Les émotions épistémiques

Les émotions épistémiques

L’objet des émotions épistémiques est la connaissance. Les émotions épistémiques sous-tendent notre motivation à explorer, à apprendre et à en savoir plus. Les principales émotions épistémiques ont une valence plutôt positive, comme la curiosité, l’intérêt, l’admiration, l’émerveillement et la surprise. Mais certaines ont une valence négative, telles que la frustration, la confusion ou l’ennui. Toutefois, qu’elles soient de valence positive ou négative, toutes peuvent générer l’envie d’en savoir plus. En effet, tout comme l’intérêt et la curiosité, qui nous incitent à en savoir plus, un ressenti de confusion, de frustration ou d’ennui peut également éveiller en nous le besoin d’acquérir davantage de connaissances.

Un modèle bi-dimensionnel

Dans l’objectif de mieux comprendre les émotions épistémiques, Muis et al. (2017) ont proposé un modèle dans lequel les émotions épistémiques occupent différents emplacements sur un cercle dont les diamètres sont constitués de deux dimensions critiques : la capacité de compréhension et la nouveauté. La capacité de compréhension, représentée par un axe horizontal allant de basse (gauche) à élevée (droite), rend compte de l’évaluation par l’individu de sa capacité à faire face ou non à la complexité du matériel d’apprentissage. La nouveauté, représentée par un axe vertical allant de basse (en bas) à élevée (en haut), rend compte de l’évaluation par l’individu du caractère nouveau (présence de surprise) d’une information complexe à apprendre. Une information complexe nouvelle générera de la surprise, alors qu’une information complexe familière (nouveauté basse) ne générera pas de surprise. Ainsi, par exemple, pour un degré de nouveauté équivalent, l’émotion de confusion pourra se retrouver dans la partie gauche du cercle – faible capacité de compréhension (à 10 heures de la montre, par exemple), alors que la curiosité pourra être située dans la partie droite du cercle – bonne capacité de compréhension, à la même hauteur (soit, à 2 heures de la montre). En bref, de la confusion sera ressentie si l’individu est incapable de comprendre malgré un effort, alors que de la curiosité sera ressentie si l’individu se sent capable de comprendre en faisant l’effort requis.

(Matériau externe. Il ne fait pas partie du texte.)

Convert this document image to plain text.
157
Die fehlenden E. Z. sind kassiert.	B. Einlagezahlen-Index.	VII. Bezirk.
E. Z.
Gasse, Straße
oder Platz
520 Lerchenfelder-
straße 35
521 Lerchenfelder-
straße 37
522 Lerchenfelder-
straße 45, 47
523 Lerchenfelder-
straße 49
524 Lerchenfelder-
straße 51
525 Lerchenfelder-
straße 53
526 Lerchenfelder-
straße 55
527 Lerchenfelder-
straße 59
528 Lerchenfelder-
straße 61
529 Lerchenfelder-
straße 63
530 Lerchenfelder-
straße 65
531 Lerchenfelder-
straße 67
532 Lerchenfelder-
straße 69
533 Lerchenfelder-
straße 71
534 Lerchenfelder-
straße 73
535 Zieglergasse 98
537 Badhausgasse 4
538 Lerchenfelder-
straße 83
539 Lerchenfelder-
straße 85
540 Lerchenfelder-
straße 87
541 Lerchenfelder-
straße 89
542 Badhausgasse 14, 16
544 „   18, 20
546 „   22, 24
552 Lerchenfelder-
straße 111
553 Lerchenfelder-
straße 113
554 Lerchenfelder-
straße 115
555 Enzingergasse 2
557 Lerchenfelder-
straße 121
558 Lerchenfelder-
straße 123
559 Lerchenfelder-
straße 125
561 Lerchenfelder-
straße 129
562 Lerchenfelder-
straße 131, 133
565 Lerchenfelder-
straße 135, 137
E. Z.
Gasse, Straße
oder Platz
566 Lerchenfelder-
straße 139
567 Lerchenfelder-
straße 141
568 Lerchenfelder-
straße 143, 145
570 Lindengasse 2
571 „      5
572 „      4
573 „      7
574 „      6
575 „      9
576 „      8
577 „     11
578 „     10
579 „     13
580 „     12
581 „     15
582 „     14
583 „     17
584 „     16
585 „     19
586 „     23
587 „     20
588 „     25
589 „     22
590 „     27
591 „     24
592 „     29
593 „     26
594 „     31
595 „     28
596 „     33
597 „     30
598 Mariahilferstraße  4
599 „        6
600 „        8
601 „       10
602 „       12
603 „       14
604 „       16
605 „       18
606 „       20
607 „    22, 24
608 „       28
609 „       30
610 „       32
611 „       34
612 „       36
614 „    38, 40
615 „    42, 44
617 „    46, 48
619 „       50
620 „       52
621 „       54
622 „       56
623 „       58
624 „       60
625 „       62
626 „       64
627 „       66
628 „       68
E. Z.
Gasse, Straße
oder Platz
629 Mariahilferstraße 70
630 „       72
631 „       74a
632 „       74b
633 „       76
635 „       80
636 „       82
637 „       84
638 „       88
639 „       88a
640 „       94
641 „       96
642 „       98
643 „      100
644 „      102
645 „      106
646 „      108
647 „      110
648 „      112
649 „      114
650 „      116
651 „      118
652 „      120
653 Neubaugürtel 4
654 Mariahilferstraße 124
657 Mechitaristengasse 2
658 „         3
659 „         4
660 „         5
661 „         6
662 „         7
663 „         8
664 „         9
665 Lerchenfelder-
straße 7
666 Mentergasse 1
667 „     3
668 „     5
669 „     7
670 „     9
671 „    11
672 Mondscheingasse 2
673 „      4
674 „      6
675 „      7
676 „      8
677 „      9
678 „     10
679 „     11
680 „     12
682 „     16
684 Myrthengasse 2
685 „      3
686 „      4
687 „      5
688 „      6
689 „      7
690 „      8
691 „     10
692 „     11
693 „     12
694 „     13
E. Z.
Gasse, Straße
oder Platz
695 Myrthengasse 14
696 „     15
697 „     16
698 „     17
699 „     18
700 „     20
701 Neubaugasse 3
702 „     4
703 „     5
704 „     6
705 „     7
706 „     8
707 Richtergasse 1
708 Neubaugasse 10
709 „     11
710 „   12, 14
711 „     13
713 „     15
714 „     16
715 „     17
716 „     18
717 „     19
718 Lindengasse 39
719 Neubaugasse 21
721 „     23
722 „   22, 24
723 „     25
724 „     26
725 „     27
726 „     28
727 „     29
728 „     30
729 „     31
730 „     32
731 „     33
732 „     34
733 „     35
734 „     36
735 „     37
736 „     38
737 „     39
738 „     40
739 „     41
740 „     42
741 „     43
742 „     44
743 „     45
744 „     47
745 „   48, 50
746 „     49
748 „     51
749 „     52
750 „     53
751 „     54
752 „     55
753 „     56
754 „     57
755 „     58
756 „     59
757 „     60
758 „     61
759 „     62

Pour optimiser l’apprentissage de l’information, il peut donc être utile de faire en sorte qu’une information soit perçue comme nouvelle (contenu nouveau ou contenu présenté sous une forme non familière), qu’elle soit évaluée comme ayant un niveau de complexité suffisamment élevé, et que l’apprenant ait le sentiment de pouvoir comprendre, s’il consent à faire l’effort nécessaire. Soulignons que les émotions ressenties sont le fruit d’une évaluation cognitive de la situation, comme le prédisent les théories de l’appraisal.

La curiosité : une émotion critique

Kang et al. (2009) ont montré, dans une expérience originale d’imagerie cérébrale fonctionnelle, que l’émotion épistémique de curiosité active le circuit de la récompense et renforce l’encodage en mémoire. La connaissance aurait en fait les mêmes fonctions que les récompenses primaires. Avoir faim de connaissances ou de nourriture mettrait en réalité notre circuit de la récompense dans le même état. Dans cette expérience, on demandait aux participants de dire à quel point ils avaient envie de connaître la réponse à différentes questions (p.ex., « quel instrument a été inventé pour ressembler à un chant humain ? »). Il s’agissait donc d’évaluer leur curiosité, avant même de leur donner les réponses aux questions. Les chercheurs ont examiné comment le cerveau des participants régissait selon le degré de curiosité manifesté pour chaque question. Ils ont observé que plus la curiosité était forte, plus le circuit de la récompense s’activait (des activations ont été observées dans le noyau caudé, le cortex préfrontal, le gyrus frontal inférieur, le putamen et le globus pallidus). Ces activations sont compatibles avec l’hypothèse selon laquelle les participants anticipaient la récompense consistant à obtenir la réponse à ces questions. Les chercheurs ont également constaté que le gyrus parahippocampique était activé et que cette activation augmentait avec la curiosité, ce qui suggère que la curiosité facilite l’encodage en mémoire d’informations à venir.

Les auteurs se sont également intéressés à ce qui se passait au moment où la réponse était donnée (p.ex., « le violon »). Ils ont comparé pour cela la taille de la pupille juste avant et après la réponse apportée. La mesure de la taille de la pupille est un marqueur de l’activation du système sympathique. Ils ont observé que plus les participants étaient curieux, plus la pupille se dilatait lorsque la réponse était donnée.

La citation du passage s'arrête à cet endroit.